There is a graceful Louis XV sofa in the Petit Trianon that I have
copied many times. The copy is as beautiful as the original, because
this sort of furniture depends upon exquisite design and perfect
workmanship for its beauty. It is possible that a modern craftsman might
not have achieved so graceful a design, but the perfection of his
workmanship cannot be gainsaid. The frame of the sofa must be carved and
then painted and guilded many times before it is ready for the brocade
covering, and the cost of three hundred dollars for the finished sofa is
not too much. The original could not be purchased at any price.
Then there is the Chinese lacquer furniture of the Chippendale period
that we are using so much now. The process of lacquering is as tedious
to-day as it ever was, and the reproductions sell for goodly sums. A
tall secretary of black and gold lacquer may cost six hundred dollars.
You can imagine what an Eighteenth Century piece would cost!
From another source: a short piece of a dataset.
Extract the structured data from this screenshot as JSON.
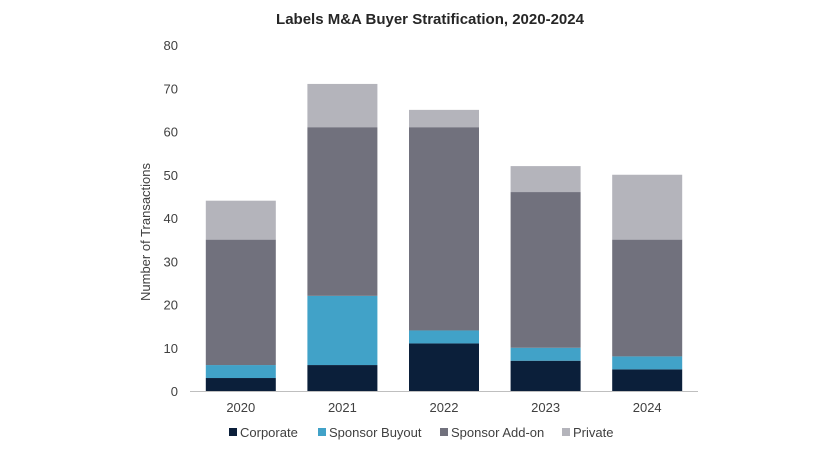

The person who said that a taste for old furniture and bibelots was
"worse than a passion, it was a vice," was certainly near the truth! It
is an absorbing pursuit, an obsession, and it grows with what it feeds
on. As in objects of art, so in old furniture, the supply will always
equal the demand of the unwary. The serious amateur will fight shy of
all miracles and content himself with excellent reproductions.